L’Alto Vulture è una delle espressioni più identitarie della viticoltura lucana, modellata dalla presenza dell’antico apparato vulcanico del Vulture e da un paesaggio di colline alte, versanti ventilati e suoli scuri di matrice lavica e piroclastica. Qui la vite affonda le radici in terreni ricchi di tufi, ceneri, sabbie vulcaniche e componenti argillose, capaci di favorire equilibrio idrico e maturazioni lente, con un’impronta minerale riconoscibile nei vini.

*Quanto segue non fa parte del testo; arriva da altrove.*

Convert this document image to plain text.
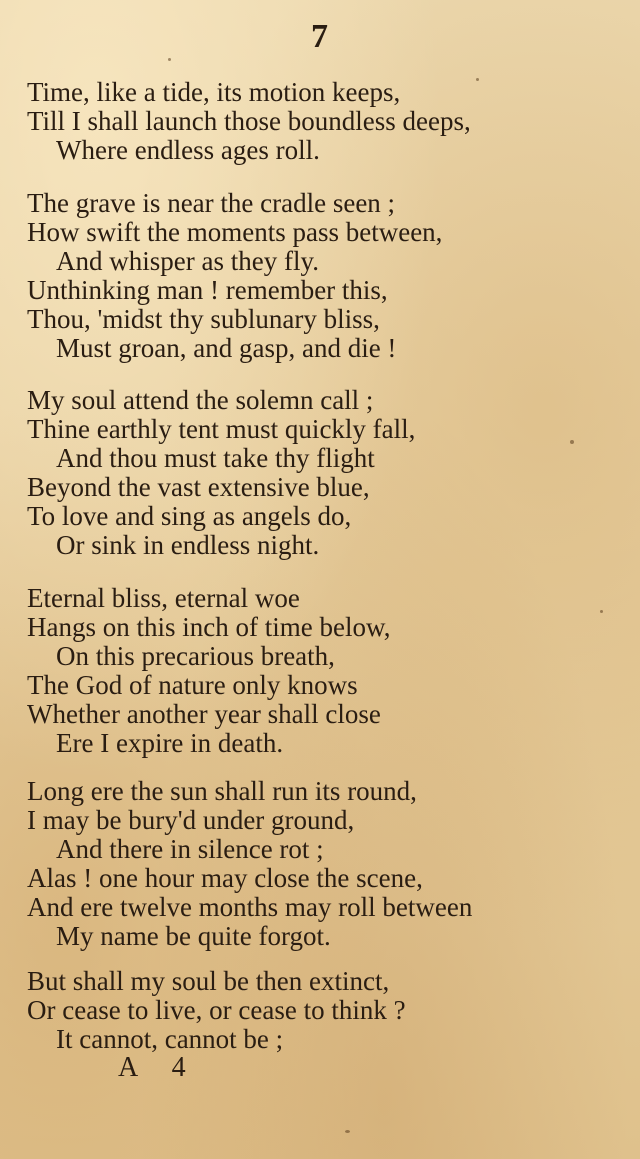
7
Time, like a tide, its motion keeps,
Till I shall launch those boundless deeps,
Where endless ages roll.
The grave is near the cradle seen ;
How swift the moments pass between,
And whisper as they fly.
Unthinking man ! remember this,
Thou, 'midst thy sublunary bliss,
Must groan, and gasp, and die !
My soul attend the solemn call ;
Thine earthly tent must quickly fall,
And thou must take thy flight
Beyond the vast extensive blue,
To love and sing as angels do,
Or sink in endless night.
Eternal bliss, eternal woe
Hangs on this inch of time below,
On this precarious breath,
The God of nature only knows
Whether another year shall close
Ere I expire in death.
Long ere the sun shall run its round,
I may be bury'd under ground,
And there in silence rot ;
Alas ! one hour may close the scene,
And ere twelve months may roll between
My name be quite forgot.
But shall my soul be then extinct,
Or cease to live, or cease to think ?
It cannot, cannot be ;
A 4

Il clima combina tratti continentali, escursioni termiche marcate e buona ventilazione: condizioni preziose per preservare freschezza aromatica, struttura e complessità fenolica. Il vitigno simbolo è l’Aglianico, storicamente legato a queste pendici, dove dà origine a rossi profondi, tannici e longevi, spesso affinati con cura in legno e in bottiglia per armonizzare potenza, eleganza e dettaglio speziato. Accanto alle interpretazioni più strutturate, il territorio permette anche letture più fragranti e immediate, sempre sostenute da una trama sapida e da un carattere deciso.
La tradizione enologica dell’Alto Vulture vive nel dialogo tra antiche pratiche contadine, cantine scavate o ambienti freschi per l’affinamento e una viticoltura contemporanea attenta alla valorizzazione delle singole parcelle.